Thursday, December 10, 2009

RIPTA on my mind

Apparently RIPTA is the target of my thinking today. Earlier today I received an update email from Walk Score about the City-Go-Round site. As a result, I submitted my name to support asking RIPTA to make their schedule data Open Data, which shouldn't be that big a deal, since they already publish the data for Google Maps to provide transit trip planning, which I use quite extensively. I'd love for other uses to be available as well however, such as the UniBus iPhone application, or who knows what else. (Fritz at Cyclelicio.us points out that only 84 public transit agencies out of 784 provide their data openly.)

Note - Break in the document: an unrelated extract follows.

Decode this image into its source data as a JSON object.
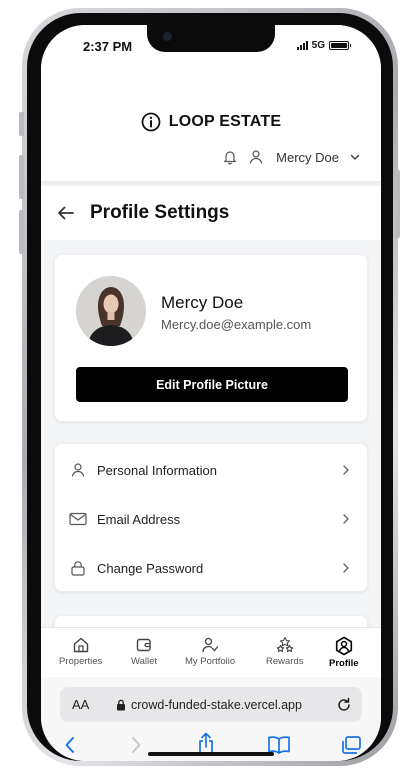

At any rate, I was looking at post on Infrastructurist that was pointing out that various recovery monies that have been in the pipeline seem to be spend focuses on the county that the seat of government is located within, and linked to the data on Propublica.org. How does this tie into RIPTA? I was drilling down into Providence County (yes, there is a disproportionate amount of money reported there versus the rest of the counties) looking at the projects receiving the most money and saw this:

RHODE ISLAND PUBLIC TRANSIT AUTHORITY$24,280,000.00GrantCapital and Operating Assist Formula Grants Hybrid-Electric Buses and Capital Projects - This grant will invest in public transporation by: purchasing approximately twenty (20) hybrid buses; upgrading approximately forty (40) diesel buses to hybrid-electric propulsion; upgrading ten (10) replica trolleys to hybrid-electric propulsion; and purchasing twenty-four (24) engines for installation on the 2004 fleet.Federal Transit Administration7/10/2009

Anyone know anything about the progress of actually spending this money, are these buses in service? I don't see anything on the website announcing anything like this.

And on the capital county inequitable amount of money issue: I wouldn't be suprised if money is showing as allocated to the capital county because the office that administers the program is based in that county, but not that the project itself is actually based in that county. I could be wrong though.

12/10 EDIT: Oops, in all that link confetti, I think I missed linking to the Infrastructurist. Fixed.